Oil Minister Dharmendra Pradhan has asserted that oil ministry will replace the 15-year old production sharing regime, which has produced more controversies and less oil and gas. Among 252 allocated blocks, only 3 have come to production stage. Oil Minister added that new exploration regime to encourage investors’ confidence to invest more in oil and gas exploration and production and require minimal government intervention. ONGC and Oil India have been given a 10 percent improvement target and top most on priority is monetisation of small and marginal fields lying with ONGC with help of private investment as well as technology.
Dharmendra Pradhan further added that natural gas pipeline network in the country will be doubled to 30,000 kilometres by 2019 to expand the reach of environment-friendly fuel. Also, state refineries are being asked to improve efficiencies to become globally competitive even as fuel retailing is opened up for competition.

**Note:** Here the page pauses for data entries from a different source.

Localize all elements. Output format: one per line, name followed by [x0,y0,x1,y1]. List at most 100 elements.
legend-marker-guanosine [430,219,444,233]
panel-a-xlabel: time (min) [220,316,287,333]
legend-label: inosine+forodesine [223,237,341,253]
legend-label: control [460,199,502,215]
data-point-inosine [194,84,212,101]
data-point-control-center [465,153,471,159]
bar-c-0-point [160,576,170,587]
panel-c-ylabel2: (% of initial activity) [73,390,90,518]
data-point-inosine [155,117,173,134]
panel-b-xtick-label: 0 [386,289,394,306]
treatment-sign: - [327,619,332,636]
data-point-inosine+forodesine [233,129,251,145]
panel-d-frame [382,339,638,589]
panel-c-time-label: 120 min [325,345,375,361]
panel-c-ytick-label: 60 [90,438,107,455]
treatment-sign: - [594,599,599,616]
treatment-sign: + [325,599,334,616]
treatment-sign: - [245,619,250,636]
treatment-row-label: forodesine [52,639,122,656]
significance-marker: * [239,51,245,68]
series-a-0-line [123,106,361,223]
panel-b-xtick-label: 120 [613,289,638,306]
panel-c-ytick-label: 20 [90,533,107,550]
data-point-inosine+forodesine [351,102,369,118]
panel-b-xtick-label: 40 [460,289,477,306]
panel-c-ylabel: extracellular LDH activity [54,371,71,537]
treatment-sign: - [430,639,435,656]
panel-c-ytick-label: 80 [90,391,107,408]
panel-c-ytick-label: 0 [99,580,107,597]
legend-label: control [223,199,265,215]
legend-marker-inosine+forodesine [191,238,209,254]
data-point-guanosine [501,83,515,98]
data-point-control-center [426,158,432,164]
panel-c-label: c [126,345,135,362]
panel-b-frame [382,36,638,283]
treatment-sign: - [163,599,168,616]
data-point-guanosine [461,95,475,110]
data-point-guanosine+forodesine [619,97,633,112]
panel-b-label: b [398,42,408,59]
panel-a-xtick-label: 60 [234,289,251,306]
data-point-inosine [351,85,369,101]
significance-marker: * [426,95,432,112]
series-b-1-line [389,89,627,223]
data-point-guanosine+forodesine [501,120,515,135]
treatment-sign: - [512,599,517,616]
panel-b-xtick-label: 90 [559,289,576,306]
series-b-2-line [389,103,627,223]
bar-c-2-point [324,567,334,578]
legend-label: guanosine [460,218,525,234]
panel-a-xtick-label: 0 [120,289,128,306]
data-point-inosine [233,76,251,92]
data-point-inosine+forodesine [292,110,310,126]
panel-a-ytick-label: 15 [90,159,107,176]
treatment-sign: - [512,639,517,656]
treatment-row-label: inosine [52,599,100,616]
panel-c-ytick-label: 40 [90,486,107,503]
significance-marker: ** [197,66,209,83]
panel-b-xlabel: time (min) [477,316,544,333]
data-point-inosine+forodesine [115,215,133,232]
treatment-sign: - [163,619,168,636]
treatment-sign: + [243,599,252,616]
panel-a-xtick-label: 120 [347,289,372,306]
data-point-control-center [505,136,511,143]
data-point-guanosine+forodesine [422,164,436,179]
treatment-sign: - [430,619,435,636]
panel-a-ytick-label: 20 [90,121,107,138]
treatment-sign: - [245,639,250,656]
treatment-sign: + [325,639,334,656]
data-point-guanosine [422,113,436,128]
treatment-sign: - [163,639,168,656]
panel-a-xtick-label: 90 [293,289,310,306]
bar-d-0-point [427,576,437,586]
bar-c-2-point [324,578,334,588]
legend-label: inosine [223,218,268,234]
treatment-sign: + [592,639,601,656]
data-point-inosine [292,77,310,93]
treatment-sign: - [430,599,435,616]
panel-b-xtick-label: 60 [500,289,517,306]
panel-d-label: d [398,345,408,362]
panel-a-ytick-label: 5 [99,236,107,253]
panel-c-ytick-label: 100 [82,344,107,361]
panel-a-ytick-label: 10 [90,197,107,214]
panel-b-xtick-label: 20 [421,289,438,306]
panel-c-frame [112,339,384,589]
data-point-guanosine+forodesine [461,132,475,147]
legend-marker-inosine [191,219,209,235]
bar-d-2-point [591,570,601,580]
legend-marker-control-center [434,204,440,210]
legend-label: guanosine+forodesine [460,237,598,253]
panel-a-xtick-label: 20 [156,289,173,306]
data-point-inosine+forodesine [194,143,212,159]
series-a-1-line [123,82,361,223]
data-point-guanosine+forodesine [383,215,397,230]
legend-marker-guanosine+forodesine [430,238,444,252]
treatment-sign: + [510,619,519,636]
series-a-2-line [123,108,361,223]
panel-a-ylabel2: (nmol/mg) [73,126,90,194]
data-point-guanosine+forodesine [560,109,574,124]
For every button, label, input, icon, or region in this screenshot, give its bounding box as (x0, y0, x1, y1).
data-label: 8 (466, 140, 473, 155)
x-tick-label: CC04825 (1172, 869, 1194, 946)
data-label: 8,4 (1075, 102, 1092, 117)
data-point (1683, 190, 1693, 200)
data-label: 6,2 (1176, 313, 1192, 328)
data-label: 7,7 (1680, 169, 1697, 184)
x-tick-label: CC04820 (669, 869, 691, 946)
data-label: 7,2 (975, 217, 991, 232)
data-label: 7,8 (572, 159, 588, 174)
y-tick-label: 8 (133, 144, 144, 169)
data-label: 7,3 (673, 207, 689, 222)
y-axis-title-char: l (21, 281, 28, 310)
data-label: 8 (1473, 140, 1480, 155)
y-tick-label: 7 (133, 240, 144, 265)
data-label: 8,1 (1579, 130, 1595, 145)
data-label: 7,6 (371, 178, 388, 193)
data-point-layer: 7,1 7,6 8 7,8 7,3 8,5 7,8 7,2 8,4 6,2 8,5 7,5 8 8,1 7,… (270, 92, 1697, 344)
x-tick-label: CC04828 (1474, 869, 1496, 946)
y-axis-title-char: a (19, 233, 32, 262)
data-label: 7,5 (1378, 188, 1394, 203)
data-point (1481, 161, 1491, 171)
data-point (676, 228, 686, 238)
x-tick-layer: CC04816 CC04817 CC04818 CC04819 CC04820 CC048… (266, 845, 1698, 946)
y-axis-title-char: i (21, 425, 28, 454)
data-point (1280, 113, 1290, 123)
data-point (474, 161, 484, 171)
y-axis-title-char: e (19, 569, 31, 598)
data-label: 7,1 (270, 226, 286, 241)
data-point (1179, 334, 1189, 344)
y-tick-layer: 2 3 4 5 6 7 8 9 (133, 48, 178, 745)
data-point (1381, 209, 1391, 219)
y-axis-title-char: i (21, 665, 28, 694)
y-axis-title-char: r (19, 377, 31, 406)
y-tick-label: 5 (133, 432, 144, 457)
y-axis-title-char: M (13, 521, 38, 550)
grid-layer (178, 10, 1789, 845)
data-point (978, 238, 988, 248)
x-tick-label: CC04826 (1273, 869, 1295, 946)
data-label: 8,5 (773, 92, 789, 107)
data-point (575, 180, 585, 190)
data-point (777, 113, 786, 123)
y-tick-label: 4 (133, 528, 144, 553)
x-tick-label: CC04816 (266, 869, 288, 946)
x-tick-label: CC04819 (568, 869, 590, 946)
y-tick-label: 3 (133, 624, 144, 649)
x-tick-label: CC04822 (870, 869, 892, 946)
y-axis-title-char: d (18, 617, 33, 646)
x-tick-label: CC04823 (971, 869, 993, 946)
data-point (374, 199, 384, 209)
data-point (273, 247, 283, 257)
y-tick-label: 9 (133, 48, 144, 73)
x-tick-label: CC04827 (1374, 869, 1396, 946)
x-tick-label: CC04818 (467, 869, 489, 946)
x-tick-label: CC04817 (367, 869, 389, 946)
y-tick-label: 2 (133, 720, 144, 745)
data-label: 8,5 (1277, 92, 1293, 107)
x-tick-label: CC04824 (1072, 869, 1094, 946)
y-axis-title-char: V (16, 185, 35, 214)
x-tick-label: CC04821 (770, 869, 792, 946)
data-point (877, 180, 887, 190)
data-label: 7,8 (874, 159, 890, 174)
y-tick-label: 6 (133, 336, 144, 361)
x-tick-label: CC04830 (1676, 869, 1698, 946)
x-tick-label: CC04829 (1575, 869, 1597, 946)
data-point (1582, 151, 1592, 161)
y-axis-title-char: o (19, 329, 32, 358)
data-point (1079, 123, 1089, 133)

At present, India spends around $145 billion annually to import crude oil mainly from Iran, Saudi Arabia and Iraq. India currently is the fourth largest oil consumer in the world behind the US, China and Japan, and imports around 80 percent of its oil needs. It is estimated that India will become the world's largest oil importer by 2020. So far, the country had not invested much in intensive exploration and exploitation of untapped oil and gas reserves in the country. Presently, only around 0.93 million sq km area in India is held under exploration and production as compared to total estimated sedimentary area of 3.14 million square kilometres.